Due nuovi modelli Gemini
Google ha approfittato della conferenza per annunciare i suoi ultimi strumenti di IA: Gemini Omni, che può «creare qualsiasi cosa a partire da qualsiasi input», e Gemini 3.5, una versione leggera del suo modello di IA in grado di funzionare più rapidamente e a costi inferiori.
Secondo l’azienda (fonte in inglese), Omni consentirà agli utenti di combinare video, immagini, audio e testo per creare video di alta qualità. Permetterà anche di modificare i video dialogando con l’IA su ciò che si vuole cambiare nel filmato.
In una dimostrazione, si vede un utente riprendere se stesso mentre tocca uno specchio e la sua mano che diventa metallica, dopo aver chiesto a Gemini di «far increspare lo specchio come fosse liquido» e trasformare il braccio in quel materiale.
Il nuovo modello è in grado anche di elaborare cosa dovrebbe accadere dopo in una scena, combinando la «conoscenza della storia, della scienza e del contesto culturale» di Gemini, si legge in un blog sul nuovo modello.
Google ha spiegato che Gemini 3.5 Flash, invece, è ottimizzato per il lavoro degli sviluppatori e per le attività di verifica. Può essere utilizzato «in una frazione del tempo» e a «meno della metà del costo degli altri modelli di frontiera», perché è in grado di risolvere problemi reali, come lo sviluppo di nuove applicazioni.
Nel corso dell’evento è stato anticipato anche un modello più avanzato, Gemini 3.5 Pro, che Google ha confermato sarà lanciato più avanti nel corso dell’anno.
L’IA conversazionale in tutti i prodotti Google
Google ha inoltre annunciato una maggiore integrazione dell’IA nelle sue app per i consumatori e nei servizi di produttività.
Le nuove funzioni includono la ricerca vocale in Gmail, Docs Live, che permetterà di creare documenti a partire da note vocali, «Ask» su YouTube, uno strumento che consentirà di porre domande direttamente sulla piattaforma video, e capacità di modifica delle immagini assistite dall’IA.
Su YouTube gli utenti vedranno «i video che corrispondono meglio ai loro interessi e ... potranno passare direttamente al punto del video più rilevante per loro».

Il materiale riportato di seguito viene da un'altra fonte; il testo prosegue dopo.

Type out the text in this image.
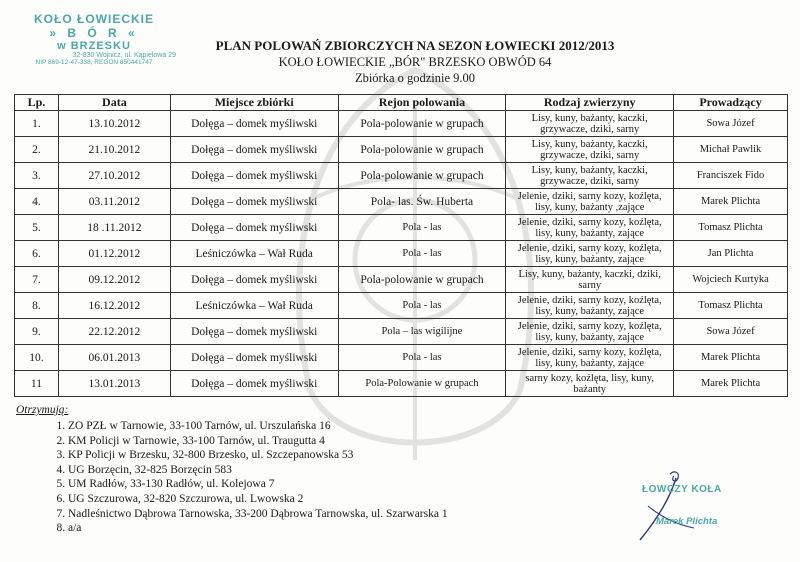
KOŁO ŁOWIECKIE
» B Ó R «
w BRZESKU
32-830 Wojnicz, ul. Kąpielowa 29
NIP 869-12-47-338, REGON 850441747
PLAN POLOWAŃ ZBIORCZYCH NA SEZON ŁOWIECKI 2012/2013
KOŁO ŁOWIECKIE „BÓR" BRZESKO OBWÓD 64
Zbiórka o godzinie 9.00
Lp.	Data	Miejsce zbiórki	Rejon polowania	Rodzaj zwierzyny	Prowadzący
1.	13.10.2012	Dołęga – domek myśliwski	Pola-polowanie w grupach	Lisy, kuny, bażanty, kaczki, grzywacze, dziki, sarny	Sowa Józef
2.	21.10.2012	Dołęga – domek myśliwski	Pola-polowanie w grupach	Lisy, kuny, bażanty, kaczki, grzywacze, dziki, sarny	Michał Pawlik
3.	27.10.2012	Dołęga – domek myśliwski	Pola-polowanie w grupach	Lisy, kuny, bażanty, kaczki, grzywacze, dziki, sarny	Franciszek Fido
4.	03.11.2012	Dołęga – domek myśliwski	Pola- las. Św. Huberta	Jelenie, dziki, sarny kozy, koźlęta, lisy, kuny, bażanty ,zające	Marek Plichta
5.	18 .11.2012	Dołęga – domek myśliwski	Pola - las	Jelenie, dziki, sarny kozy, koźlęta, lisy, kuny, bażanty, zające	Tomasz Plichta
6.	01.12.2012	Leśniczówka – Wał Ruda	Pola - las	Jelenie, dziki, sarny kozy, koźlęta, lisy, kuny, bażanty, zające	Jan Plichta
7.	09.12.2012	Dołęga – domek myśliwski	Pola-polowanie w grupach	Lisy, kuny, bażanty, kaczki, dziki, sarny	Wojciech Kurtyka
8.	16.12.2012	Leśniczówka – Wał Ruda	Pola - las	Jelenie, dziki, sarny kozy, koźlęta, lisy, kuny, bażanty, zające	Tomasz Plichta
9.	22.12.2012	Dołęga – domek myśliwski	Pola – las wigilijne	Jelenie, dziki, sarny kozy, koźlęta, lisy, kuny, bażanty, zające	Sowa Józef
10.	06.01.2013	Dołęga – domek myśliwski	Pola - las	Jelenie, dziki, sarny kozy, koźlęta, lisy, kuny, bażanty, zające	Marek Plichta
11	13.01.2013	Dołęga – domek myśliwski	Pola-Polowanie w grupach	sarny kozy, koźlęta, lisy, kuny, bażanty	Marek Plichta
Otrzymują:
1. ZO PZŁ w Tarnowie, 33-100 Tarnów, ul. Urszulańska 16
2. KM Policji w Tarnowie, 33-100 Tarnów, ul. Traugutta 4
3. KP Policji w Brzesku, 32-800 Brzesko, ul. Szczepanowska 53
4. UG Borzęcin, 32-825 Borzęcin 583
5. UM Radłów, 33-130 Radłów, ul. Kolejowa 7
6. UG Szczurowa, 32-820 Szczurowa, ul. Lwowska 2
7. Nadleśnictwo Dąbrowa Tarnowska, 33-200 Dąbrowa Tarnowska, ul. Szarwarska 1
8. a/a
ŁOWCZY KOŁA
Marek Plichta
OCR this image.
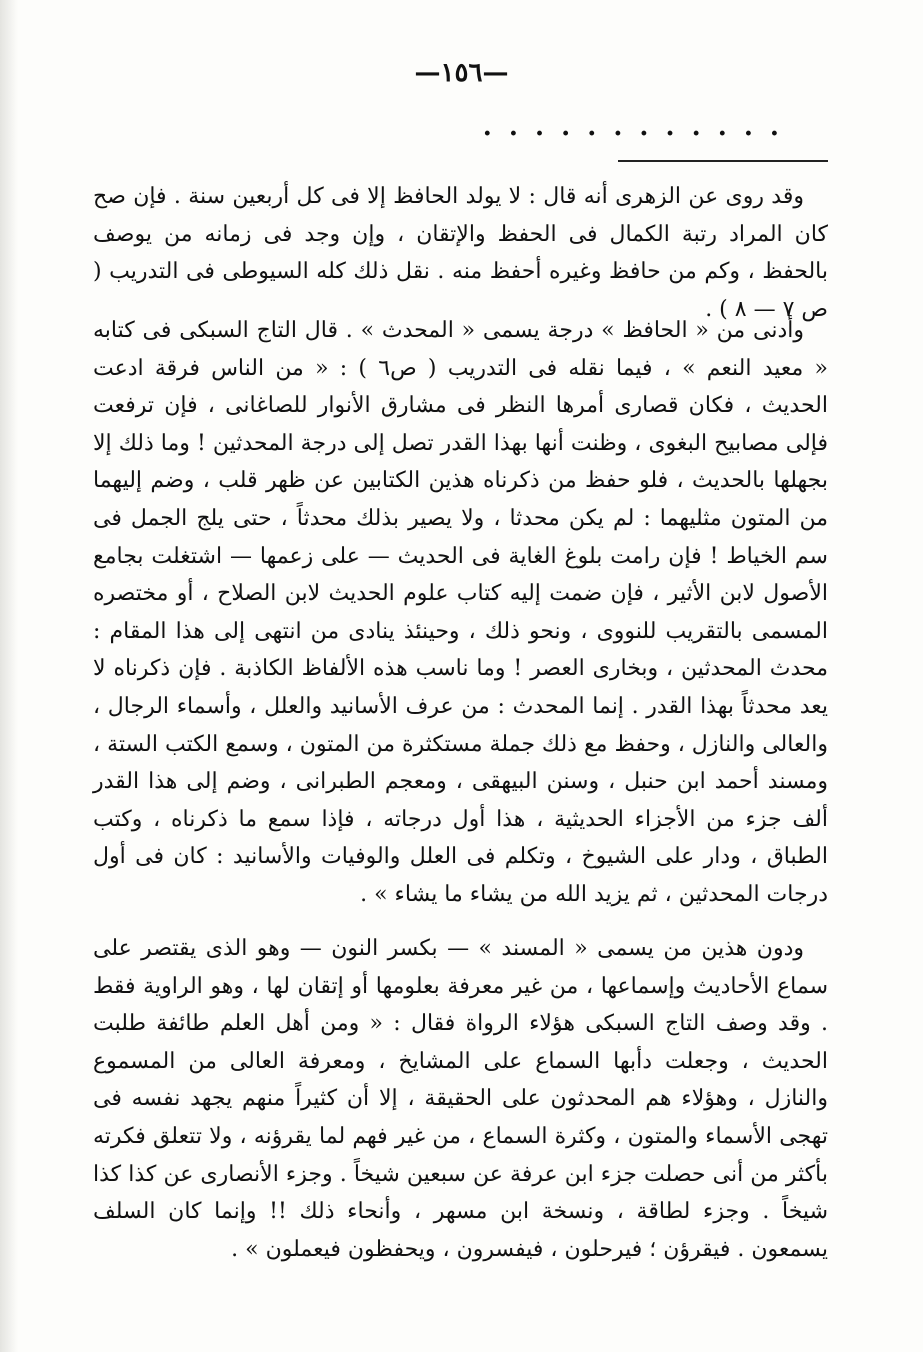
—١٥٦—
. . . . . . . . . . . .

وقد روى عن الزهرى أنه قال : لا يولد الحافظ إلا فى كل أربعين سنة . فإن صح كان المراد رتبة الكمال فى الحفظ والإتقان ، وإن وجد فى زمانه من يوصف بالحفظ ، وكم من حافظ وغيره أحفظ منه . نقل ذلك كله السيوطى فى التدريب ( ص ٧ — ٨ ) .

وأدنى من « الحافظ » درجة يسمى « المحدث » . قال التاج السبكى فى كتابه « معيد النعم » ، فيما نقله فى التدريب ( ص٦ ) : « من الناس فرقة ادعت الحديث ، فكان قصارى أمرها النظر فى مشارق الأنوار للصاغانى ، فإن ترفعت فإلى مصابيح البغوى ، وظنت أنها بهذا القدر تصل إلى درجة المحدثين ! وما ذلك إلا بجهلها بالحديث ، فلو حفظ من ذكرناه هذين الكتابين عن ظهر قلب ، وضم إليهما من المتون مثليهما : لم يكن محدثا ، ولا يصير بذلك محدثاً ، حتى يلج الجمل فى سم الخياط ! فإن رامت بلوغ الغاية فى الحديث — على زعمها — اشتغلت بجامع الأصول لابن الأثير ، فإن ضمت إليه كتاب علوم الحديث لابن الصلاح ، أو مختصره المسمى بالتقريب للنووى ، ونحو ذلك ، وحينئذ ينادى من انتهى إلى هذا المقام : محدث المحدثين ، وبخارى العصر ! وما ناسب هذه الألفاظ الكاذبة . فإن ذكرناه لا يعد محدثاً بهذا القدر . إنما المحدث : من عرف الأسانيد والعلل ، وأسماء الرجال ، والعالى والنازل ، وحفظ مع ذلك جملة مستكثرة من المتون ، وسمع الكتب الستة ، ومسند أحمد ابن حنبل ، وسنن البيهقى ، ومعجم الطبرانى ، وضم إلى هذا القدر ألف جزء من الأجزاء الحديثية ، هذا أول درجاته ، فإذا سمع ما ذكرناه ، وكتب الطباق ، ودار على الشيوخ ، وتكلم فى العلل والوفيات والأسانيد : كان فى أول درجات المحدثين ، ثم يزيد الله من يشاء ما يشاء » .

ودون هذين من يسمى « المسند » — بكسر النون — وهو الذى يقتصر على سماع الأحاديث وإسماعها ، من غير معرفة بعلومها أو إتقان لها ، وهو الراوية فقط . وقد وصف التاج السبكى هؤلاء الرواة فقال : « ومن أهل العلم طائفة طلبت الحديث ، وجعلت دأبها السماع على المشايخ ، ومعرفة العالى من المسموع والنازل ، وهؤلاء هم المحدثون على الحقيقة ، إلا أن كثيراً منهم يجهد نفسه فى تهجى الأسماء والمتون ، وكثرة السماع ، من غير فهم لما يقرؤنه ، ولا تتعلق فكرته بأكثر من أنى حصلت جزء ابن عرفة عن سبعين شيخاً . وجزء الأنصارى عن كذا كذا شيخاً . وجزء لطاقة ، ونسخة ابن مسهر ، وأنحاء ذلك !! وإنما كان السلف يسمعون . فيقرؤن ؛ فيرحلون ، فيفسرون ، ويحفظون فيعملون » .
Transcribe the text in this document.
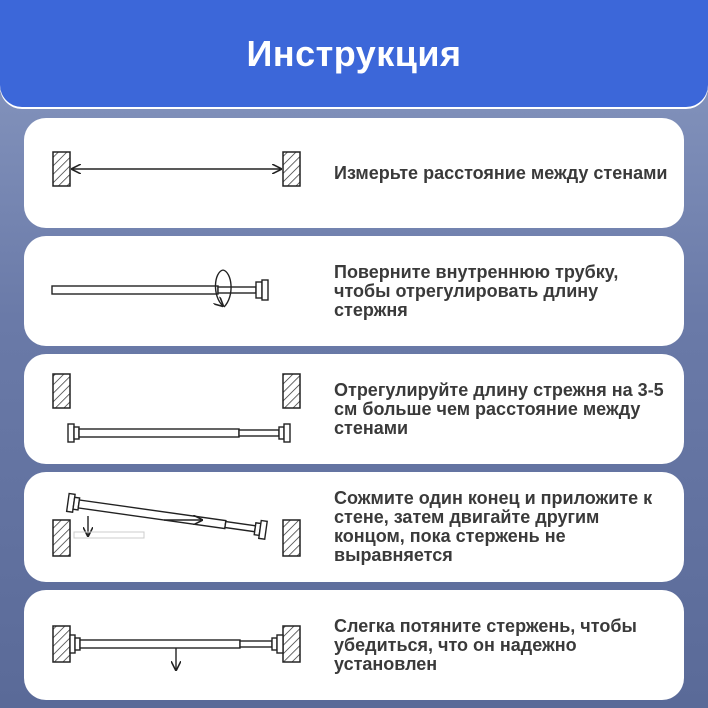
Инструкция

Измерьте расстояние между стенами

Поверните внутреннюю трубку, чтобы отрегулировать длину стержня

Отрегулируйте длину стрежня на 3-5 см больше чем расстояние между стенами

Сожмите один конец и приложите к стене, затем двигайте другим концом, пока стержень не выравняется

Слегка потяните стержень, чтобы убедиться, что он надежно установлен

L’azienda ha presentato anche aggiornamenti alla sua piattaforma per sviluppatori, tra cui nuovi strumenti AI Studio che permettono di generare applicazioni Android partendo da comandi in linguaggio naturale.
La spinta di Google verso gli occhiali a realtà aumentata
Google ha inoltre rilanciato (fonte in inglese) la sua presenza nell’hardware per la realtà estesa con i nuovi occhiali intelligenti Android XR.
L’azienda sta sviluppando due tipi di occhiali smart: occhiali audio, che offrono assistenza vocale nell’orecchio dell’utente, e occhiali con display, che mostrano in tempo reale le informazioni di cui ha bisogno, ha spiegato l’azienda.
I primi sono gli occhiali audio: l’utente può dire «Hey Google» o toccare la stanghetta per attivare un’assistenza in tempo reale e ottenere più informazioni su ciò che sta vedendo, aiuto per le indicazioni stradali, scattare e modificare foto o utilizzare la traduzione simultanea.
Google ha confermato partnership con marchi di occhialeria come Warby Parker e Gentle Monster, e ha dichiarato che gli occhiali audio saranno lanciati come parte delle loro collezioni autunnali.